El rock tomado como otra mercancía que se compra y se vende: Chabán explotaba esta veta, llenando sus locales con el artista que estuviera en demanda, sin importarle si era internacional o under, punk o heavy metal, incluso hasta había probado con una peña cuando estalló el último boom del folklore. Espectáculo que se realiza con la misma precariedad que cualquier otro, y más teniendo en cuenta el tipo de público, que podía bancarse un recinto que explotaba en su capacidad – como cualquier medio de transporte, por ejemplo – con instalaciones comparables a las de un baño público. Si el Estado se ausenta en tantos temas, no extraña su falta de compromiso hacia el cuidado de las condiciones en que se desenvuelve nuestra juventud en su tiempo de ocio. En un país donde el neoliberalismo llevó a la precarización del trabajo, la educación y la salud pública (por nombrar algunos de los derechos más básicos), el rock como espectáculo no podía salirse de esta trama y compartir carencias.
Antes del 30 de diciembre de 2004, salvo comentarios casuales, recuerdo pocas voces de quejas sobre las condiciones en que se realizaban buena parte de los conciertos de rock. De hecho, en cierta medida anticipé cuáles podían ser las consecuencias al confirmar que se conjugaban locales no preparados (cuando puse un pie por primera vez en Cromañón, noté lo inadecuado que era su diseño) con pirotecnia. En Hangar, por ejemplo, ese mismo año en un show de Motörhead una media sombra idéntica a la que ardió en Cromañón quedó cerca de las chispas de una bengala (recuerden que Lemmy a duras penas llegó a completar una hora de set). En otra ocasión califiqué de bochornoso un recital de Stratovarius en Cemento, donde vendían entradas por más que el público no alcanzaba a divisar el escenario. La repuesta de los organizadores fue prohibirme la entrada a sus eventos. De todos modos asistí a uno que ellos mismos realizaron poco después, Rhapsody en El Teatro de Lacroze, y hasta el día de hoy me pregunto como hicieron para triplicar (¿o cuadruplicar?) la capacidad para la cual hoy en día está habilitado ese local.

La mecha de la pirotecnia fatal se había encendido mucho antes. Algunas cosas cambiaron para bien en el último lustro como consecuencia de Cromañón. Quienes asistimos desde hace dos décadas o más a conciertos podemos dar cuenta de esas mejorías, pero nuevamente, no se distingue en muchos aspectos de todo aquello que lo rodea y lo nutre.
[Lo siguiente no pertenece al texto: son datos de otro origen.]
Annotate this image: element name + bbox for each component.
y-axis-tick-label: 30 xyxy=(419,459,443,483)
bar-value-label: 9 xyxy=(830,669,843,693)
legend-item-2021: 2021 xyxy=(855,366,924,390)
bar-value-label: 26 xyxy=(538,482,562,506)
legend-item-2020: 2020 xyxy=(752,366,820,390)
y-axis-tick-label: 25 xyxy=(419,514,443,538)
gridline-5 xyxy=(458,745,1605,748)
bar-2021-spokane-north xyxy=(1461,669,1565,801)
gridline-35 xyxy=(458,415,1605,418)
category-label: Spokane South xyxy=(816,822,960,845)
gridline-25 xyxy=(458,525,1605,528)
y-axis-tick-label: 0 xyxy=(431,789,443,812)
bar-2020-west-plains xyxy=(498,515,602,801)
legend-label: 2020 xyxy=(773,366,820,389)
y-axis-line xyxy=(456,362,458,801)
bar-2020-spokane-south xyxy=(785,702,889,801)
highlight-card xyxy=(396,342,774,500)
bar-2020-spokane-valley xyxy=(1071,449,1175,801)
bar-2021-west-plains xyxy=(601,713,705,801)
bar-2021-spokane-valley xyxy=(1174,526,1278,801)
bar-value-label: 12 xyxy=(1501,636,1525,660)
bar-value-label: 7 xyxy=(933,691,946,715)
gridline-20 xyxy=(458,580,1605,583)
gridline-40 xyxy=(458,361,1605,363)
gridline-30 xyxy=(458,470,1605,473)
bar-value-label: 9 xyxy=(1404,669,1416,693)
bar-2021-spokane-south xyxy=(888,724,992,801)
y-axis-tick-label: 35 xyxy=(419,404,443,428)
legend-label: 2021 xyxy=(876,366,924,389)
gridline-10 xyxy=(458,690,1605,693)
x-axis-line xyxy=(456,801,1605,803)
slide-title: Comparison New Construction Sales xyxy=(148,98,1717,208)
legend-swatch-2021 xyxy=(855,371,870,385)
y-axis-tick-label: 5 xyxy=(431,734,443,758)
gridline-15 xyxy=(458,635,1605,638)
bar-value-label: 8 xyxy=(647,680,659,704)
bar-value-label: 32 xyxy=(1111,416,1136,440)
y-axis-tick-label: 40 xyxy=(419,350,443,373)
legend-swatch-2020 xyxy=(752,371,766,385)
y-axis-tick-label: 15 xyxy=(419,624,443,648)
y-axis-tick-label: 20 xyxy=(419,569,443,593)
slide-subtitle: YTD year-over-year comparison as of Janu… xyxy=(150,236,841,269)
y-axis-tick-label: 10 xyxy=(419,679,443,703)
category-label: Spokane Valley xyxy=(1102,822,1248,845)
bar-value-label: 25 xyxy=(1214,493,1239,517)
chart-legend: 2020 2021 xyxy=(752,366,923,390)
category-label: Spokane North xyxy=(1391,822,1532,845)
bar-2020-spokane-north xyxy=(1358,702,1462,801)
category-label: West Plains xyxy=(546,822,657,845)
No existe el mismo peligro que era habitual en los 70s y 80s de caer detenido por el hecho de reunirse con amigos de apariencia rockera, aunque la represión policial sigue patente, como lo demuestra el reciente caso del joven asesinado en el recital de Viejas Locas.
Ya cerca de los 40, no veo mejor salida a la hora de divertirme con amigos que ir a ver una buena banda. Cromañón nos mostró que esto puede transformarse en una catástrofe nacional, sobre la cual debe recapacitarse una y otra vez. Se debe exigir justicia, pero a falta de ella, nada mejor que tratar de darle a este hecho histórico una interpretación acorde a su magnitud. Tantas muertes inocentes (¿acaso hay víctimas no inocentes?) nos lo exigen.